U.S. Supreme Court
Richmond & Danville R. Co. v. Powers, 149 U.S. 43 (1893)
Richmond and Danville Railroad Company v. Powers
Argued April 6, 1893
Decided April 17, 1893
149 U.S. 43
Where, in an action against a common carrier to recover damages for injuries to a passenger, there is uncertainty as to the existence of either negligence or contributory negligence, the question is not one of law, but of fact, and to be settled by a jury, and this whether the uncertainty arises from a conflict in the testimony or because the facts being undisputed, fair-minded men will honestly draw different conclusions from them.

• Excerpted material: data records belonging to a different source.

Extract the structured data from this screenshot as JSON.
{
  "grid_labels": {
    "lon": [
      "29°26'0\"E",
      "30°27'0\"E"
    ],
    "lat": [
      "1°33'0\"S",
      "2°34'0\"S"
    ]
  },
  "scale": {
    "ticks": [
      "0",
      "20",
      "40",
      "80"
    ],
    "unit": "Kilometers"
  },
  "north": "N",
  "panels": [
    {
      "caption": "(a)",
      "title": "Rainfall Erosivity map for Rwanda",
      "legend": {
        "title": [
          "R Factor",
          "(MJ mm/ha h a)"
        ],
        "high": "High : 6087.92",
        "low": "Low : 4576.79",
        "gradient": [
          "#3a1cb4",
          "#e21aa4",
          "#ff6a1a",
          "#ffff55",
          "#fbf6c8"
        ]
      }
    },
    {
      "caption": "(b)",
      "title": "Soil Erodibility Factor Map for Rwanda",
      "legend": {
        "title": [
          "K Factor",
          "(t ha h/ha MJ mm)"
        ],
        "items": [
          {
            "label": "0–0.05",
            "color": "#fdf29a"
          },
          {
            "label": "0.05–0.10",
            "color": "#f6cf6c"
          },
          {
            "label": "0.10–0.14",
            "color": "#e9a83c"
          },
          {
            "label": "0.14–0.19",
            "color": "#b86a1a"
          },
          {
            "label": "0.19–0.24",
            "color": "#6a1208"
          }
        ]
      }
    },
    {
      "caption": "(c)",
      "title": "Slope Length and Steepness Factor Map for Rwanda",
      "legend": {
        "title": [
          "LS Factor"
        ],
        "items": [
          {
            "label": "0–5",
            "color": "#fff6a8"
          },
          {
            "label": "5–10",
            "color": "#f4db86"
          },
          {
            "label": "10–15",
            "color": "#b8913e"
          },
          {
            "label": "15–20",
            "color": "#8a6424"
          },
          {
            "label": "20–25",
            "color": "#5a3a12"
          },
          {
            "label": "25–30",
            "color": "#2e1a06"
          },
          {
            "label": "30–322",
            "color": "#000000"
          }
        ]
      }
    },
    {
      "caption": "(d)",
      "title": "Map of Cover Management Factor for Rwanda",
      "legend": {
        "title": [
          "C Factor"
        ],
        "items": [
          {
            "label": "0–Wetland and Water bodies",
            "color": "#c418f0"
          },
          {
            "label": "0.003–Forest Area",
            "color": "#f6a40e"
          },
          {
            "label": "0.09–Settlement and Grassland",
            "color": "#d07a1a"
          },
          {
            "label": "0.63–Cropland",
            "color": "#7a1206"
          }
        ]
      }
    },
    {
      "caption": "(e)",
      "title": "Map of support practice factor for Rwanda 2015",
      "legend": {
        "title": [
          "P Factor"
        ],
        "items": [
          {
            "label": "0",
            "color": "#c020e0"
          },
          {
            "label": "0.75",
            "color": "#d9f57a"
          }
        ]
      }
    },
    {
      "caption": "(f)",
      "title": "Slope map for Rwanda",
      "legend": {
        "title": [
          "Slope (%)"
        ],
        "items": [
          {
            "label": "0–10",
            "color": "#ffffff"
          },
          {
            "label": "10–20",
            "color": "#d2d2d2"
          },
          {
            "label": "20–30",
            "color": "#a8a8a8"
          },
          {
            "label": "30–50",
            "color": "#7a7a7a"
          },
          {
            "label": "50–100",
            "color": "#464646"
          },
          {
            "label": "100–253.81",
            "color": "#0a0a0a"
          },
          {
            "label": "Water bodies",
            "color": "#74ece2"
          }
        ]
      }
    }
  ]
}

On April 11, 1886, W. D. Powers was run over by a train belonging to the Richmond and Danville Railroad Company at a station known as "Lula," and so injured that he died in a few hours. This action was brought to recover damages therefor. The plaintiffs are his children, and the proper parties, under the Georgia statutes, to maintain the action. It was commenced in the City Court of Atlanta, Georgia, and thence removed by the defendant to the Circuit Court of the United States for the Northern District of Georgia. A trial was had in November, 1888, which resulted in a verdict and judgment in favor of the plaintiffs for $9,800. On the trial, the defendant asked the following instruction:
"The undisputed fact exists in this case that the deceased man, Powers, being at the time about forty-five years of age, and, so far as the evidence discloses, in full possession of all his faculties, deliberately stepped upon the railroad track immediately in front of an engine which was running towards him at the rate of five or six miles an hour, and not more than ten feet off, and was almost instantly run over and killed."
"To say that this was an ordinarily careful act or that this conduct was not negligence on his part would do violence to a plain and well settled principle of law. Admitting that he
was a passenger, and therefore not bound, as a traveler on the highway approaching a crossing would be bound, to listen and to look both ways before attempting to cross the track, still the immediate presence, within a few feet, of a moving locomotive, would, it seems to me, have awakened all the senses of an ordinarily careful man, and would have warned him, in more ways than one, that he ought not to put himself on the track right in front of it."
"It cannot be doubted that this was a careless and dangerous step. If he had been ordinarily careful, he would not have been killed or injured even if the defendant was negligent. There is nothing in the other testimony in the case which relieves him from the consequences of this act of negligence. If he had not died, and had brought suit, he could not have recovered, nor can these plaintiffs recover, under these facts, and it is therefore your duty, under the law, to find a verdict for the defendant."